Prosecutor's CLE troubles have been an education

As the Strib reports today, there has been a lot of talk in the legal community about whether or not Hennepin County prosecutor Gemma Graham got off too lightly for prosecuting cases while her law license was on restricted status. For a period of 20 years -- from 1986 to 2007 -- Graham continued to practice despite being in noncompliance with the state's continuing legal education requirement. (The high court gave her a reprimand and two years of probation.)

On the one hand, there is no necessary correlation between the CLE requirement and whether a lawyer stays current in his or her field. If you are a criminal law practitioner, you could satisfy the CLE requirement by taking courses in family law, real estate law or any other kind of law you want. In fact, you could take no CLEs in any substantive area of practice at all and still satisfy the CLE requirement with professional-development courses. (You must also accrue a limited number of ethics and elimination-of-bias credits each reporting period as well.) In any event, Graham says she attended some CLEs during the period at issue, but didn't properly record them to make sure she was in compliance.

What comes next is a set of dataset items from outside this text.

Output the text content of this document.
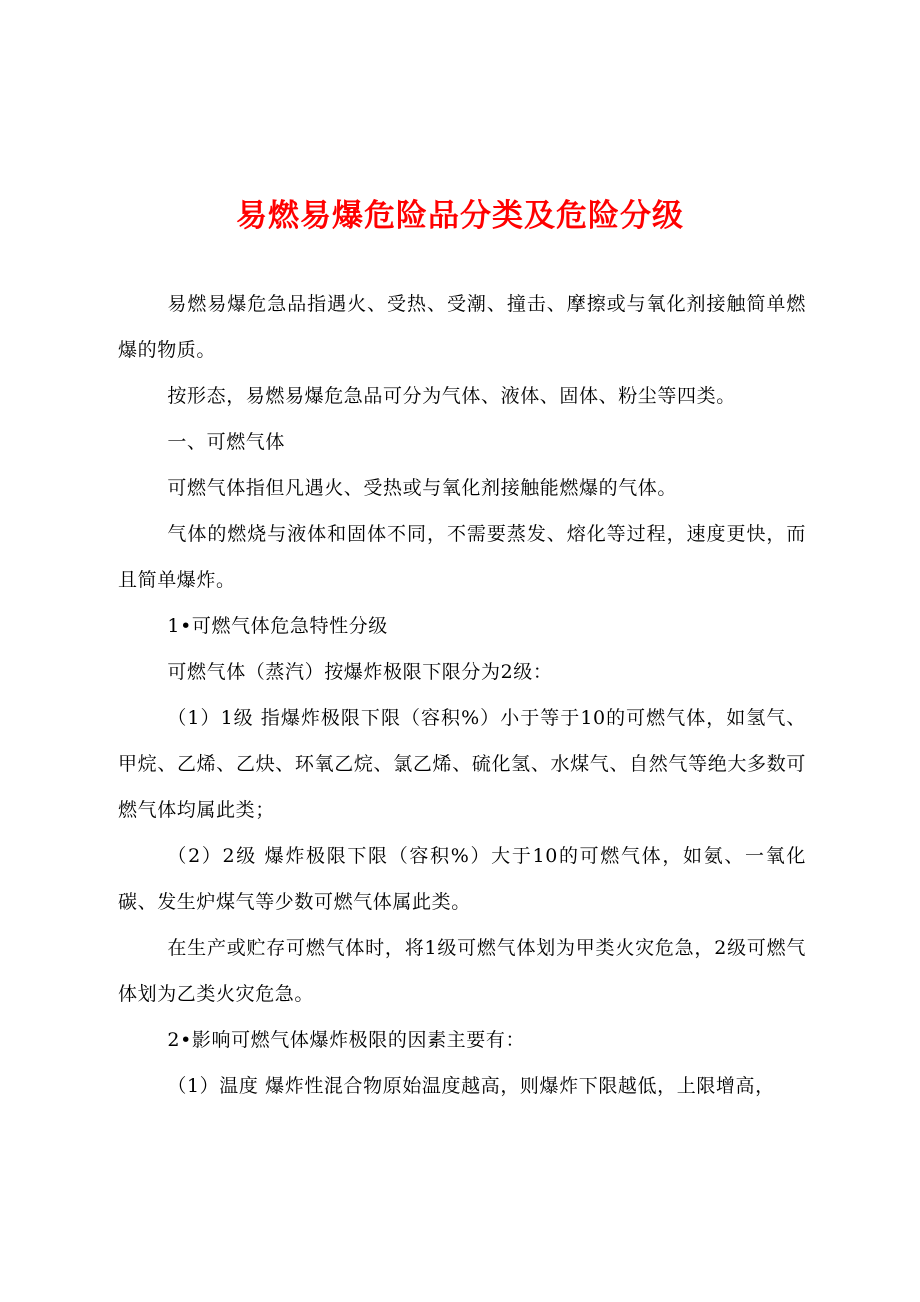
易燃易爆危险品分类及危险分级

易燃易爆危急品指遇火、受热、受潮、撞击、摩擦或与氧化剂接触简单燃爆的物质。

按形态，易燃易爆危急品可分为气体、液体、固体、粉尘等四类。

一、可燃气体

可燃气体指但凡遇火、受热或与氧化剂接触能燃爆的气体。

气体的燃烧与液体和固体不同，不需要蒸发、熔化等过程，速度更快，而且简单爆炸。

1•可燃气体危急特性分级

可燃气体（蒸汽）按爆炸极限下限分为2级：

（1）1级 指爆炸极限下限（容积%）小于等于10的可燃气体，如氢气、甲烷、乙烯、乙炔、环氧乙烷、氯乙烯、硫化氢、水煤气、自然气等绝大多数可燃气体均属此类；

（2）2级 爆炸极限下限（容积%）大于10的可燃气体，如氨、一氧化碳、发生炉煤气等少数可燃气体属此类。

在生产或贮存可燃气体时，将1级可燃气体划为甲类火灾危急，2级可燃气体划为乙类火灾危急。

2•影响可燃气体爆炸极限的因素主要有：

（1）温度 爆炸性混合物原始温度越高，则爆炸下限越低，上限增高，
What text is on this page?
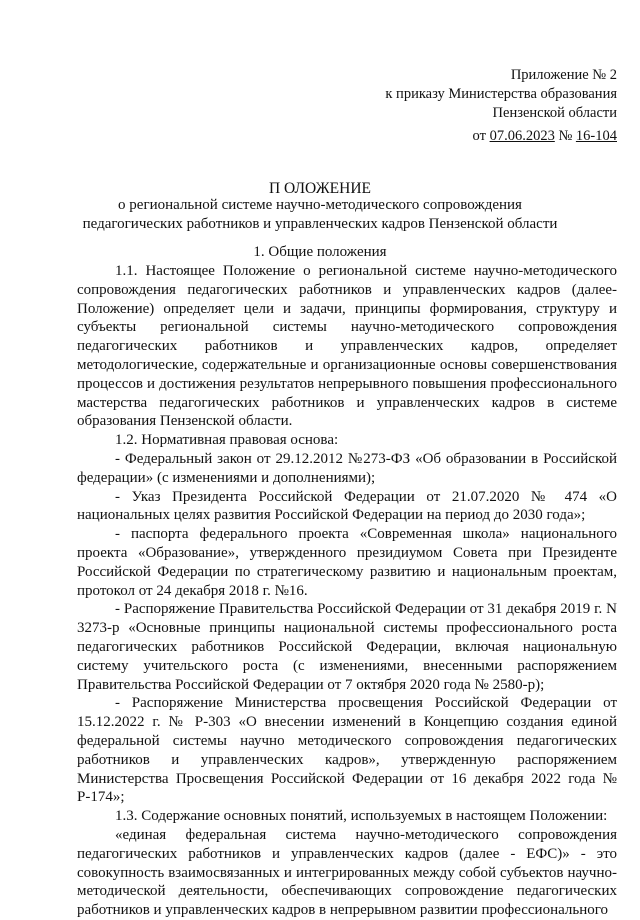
Приложение № 2
к приказу Министерства образования
Пензенской области
от 07.06.2023 № 16-104
П ОЛОЖЕНИЕ
о региональной системе научно-методического сопровождения
педагогических работников и управленческих кадров Пензенской области
1. Общие положения

1.1. Настоящее Положение о региональной системе научно-методического сопровождения педагогических работников и управленческих кадров (далее- Положение) определяет цели и задачи, принципы формирования, структуру и субъекты региональной системы научно-методического сопровождения педагогических работников и управленческих кадров, определяет методологические, содержательные и организационные основы совершенствования процессов и достижения результатов непрерывного повышения профессионального мастерства педагогических работников и управленческих кадров в системе образования Пензенской области.

1.2. Нормативная правовая основа:

- Федеральный закон от 29.12.2012 №273-ФЗ «Об образовании в Российской федерации» (с изменениями и дополнениями);

- Указ Президента Российской Федерации от 21.07.2020 № 474 «О национальных целях развития Российской Федерации на период до 2030 года»;

- паспорта федерального проекта «Современная школа» национального проекта «Образование», утвержденного президиумом Совета при Президенте Российской Федерации по стратегическому развитию и национальным проектам, протокол от 24 декабря 2018 г. №16.

- Распоряжение Правительства Российской Федерации от 31 декабря 2019 г. N 3273-р «Основные принципы национальной системы профессионального роста педагогических работников Российской Федерации, включая национальную систему учительского роста (с изменениями, внесенными распоряжением Правительства Российской Федерации от 7 октября 2020 года № 2580-р);

- Распоряжение Министерства просвещения Российской Федерации от 15.12.2022 г. № Р-303 «О внесении изменений в Концепцию создания единой федеральной системы научно методического сопровождения педагогических работников и управленческих кадров», утвержденную распоряжением Министерства Просвещения Российской Федерации от 16 декабря 2022 года № Р-174»;

1.3. Содержание основных понятий, используемых в настоящем Положении:

«единая федеральная система научно-методического сопровождения педагогических работников и управленческих кадров (далее - ЕФС)» - это совокупность взаимосвязанных и интегрированных между собой субъектов научно-методической деятельности, обеспечивающих сопровождение педагогических работников и управленческих кадров в непрерывном развитии профессионального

On the other hand, if Minnesota is going to have a CLE requirement, there have to be consequences for not following it that would dissuade those who would play fast and loose with the rules -- and possibly the law. (It is a misdemeanor in Minnesota to practice law without a valid license.) What bothers me most about Graham's case is the length of time involved -- two decades. She would have known during that entire period that she was not meeting the state's license requirement, but chose to ignore it. The fact that she would make that choice time and time again -- despite reporting period after reporting period where she could have followed the rules -- is what I find most disconcerting about the entire episode. I don't blame Hennepin County Public Defender Lenny Castro for being upset about this -- a prosecutor who would make such a questionable series of choices raises some concerns in my mind as well.

On balance, the punishment strikes me as light given the length of time involved. However, the embarrassment Graham now faces with the media coverage of this has added a new element to that original sanction. I suspect any lawyer thinking of practicing without fulfilling his or her CLE requirement would think twice about doing so now.